Enzo, però, sceglie di ribellarsi a quel destino già tracciato e decide di intraprendere un apprendistato da muratore. Nell’asprezza del cantiere, fatta di sforzo fisico e materia grezza, Enzo sperimenta un mondo radicalmente diverso, lontano dall’artificialità e dalla perfezione domestica che lo hanno sempre circondato. È qui che Enzo incontra Vlad (Maksym Slivinskyi), un collega ucraino più grande di lui, uomo di poche parole ma di intensa presenza. Proprio la sua lucidità amara dà origine a un legame di amicizia, fatto di scoperte condivise, che spinge il giovane a intravedere la possibilità di vivere con maggiore autenticità, liberandosi dalle aspettative soffocanti imposte dalla società.

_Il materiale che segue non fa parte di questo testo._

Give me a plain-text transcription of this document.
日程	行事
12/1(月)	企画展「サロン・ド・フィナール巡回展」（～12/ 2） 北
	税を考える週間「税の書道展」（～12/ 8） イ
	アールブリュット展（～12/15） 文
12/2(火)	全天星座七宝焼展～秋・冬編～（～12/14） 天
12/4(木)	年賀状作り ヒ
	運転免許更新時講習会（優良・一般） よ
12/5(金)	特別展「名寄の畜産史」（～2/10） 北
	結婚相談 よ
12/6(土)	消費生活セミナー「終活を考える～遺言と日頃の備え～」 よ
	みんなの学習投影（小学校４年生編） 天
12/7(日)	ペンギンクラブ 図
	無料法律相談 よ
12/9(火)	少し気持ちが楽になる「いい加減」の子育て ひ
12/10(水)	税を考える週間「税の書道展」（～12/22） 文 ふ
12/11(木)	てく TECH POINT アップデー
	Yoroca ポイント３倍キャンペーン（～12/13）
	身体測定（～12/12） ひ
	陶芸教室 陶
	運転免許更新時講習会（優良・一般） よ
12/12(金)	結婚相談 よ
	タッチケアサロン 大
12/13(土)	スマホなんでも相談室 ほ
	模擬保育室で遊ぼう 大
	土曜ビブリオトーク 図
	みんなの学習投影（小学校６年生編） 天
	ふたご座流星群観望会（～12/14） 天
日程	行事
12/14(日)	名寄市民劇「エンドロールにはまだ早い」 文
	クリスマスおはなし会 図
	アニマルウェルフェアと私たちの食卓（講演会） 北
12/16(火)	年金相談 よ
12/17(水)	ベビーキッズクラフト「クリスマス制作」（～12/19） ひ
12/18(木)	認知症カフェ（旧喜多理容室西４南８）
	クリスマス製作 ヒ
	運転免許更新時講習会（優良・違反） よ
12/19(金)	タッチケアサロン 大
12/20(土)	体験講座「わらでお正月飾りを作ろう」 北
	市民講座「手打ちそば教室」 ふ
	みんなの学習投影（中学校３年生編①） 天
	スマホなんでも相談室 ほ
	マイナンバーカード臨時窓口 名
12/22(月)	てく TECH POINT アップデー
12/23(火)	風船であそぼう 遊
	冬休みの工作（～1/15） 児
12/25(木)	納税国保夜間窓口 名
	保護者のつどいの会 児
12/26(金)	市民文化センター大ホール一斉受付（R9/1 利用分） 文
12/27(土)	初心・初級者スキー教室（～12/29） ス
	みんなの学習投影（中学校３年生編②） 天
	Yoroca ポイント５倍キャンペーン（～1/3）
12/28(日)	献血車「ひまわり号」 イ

Ad arricchire il film è un cast di grande rilievo, che vede la presenza di Pierfrancesco Favino ed Élodie Bouchez accanto al giovane protagonista. Con Enzo, Campillo mette in scena un racconto di formazione che interroga il conflitto tra appartenenza e libertà, tra il peso delle origini e il desiderio di costruire da sé il proprio futuro. La villa di famiglia e la casa da edificare diventano così simboli contrapposti: da un lato l’ordine imposto, dall’altro la ricerca di concretezza in un mondo sempre più immateriale.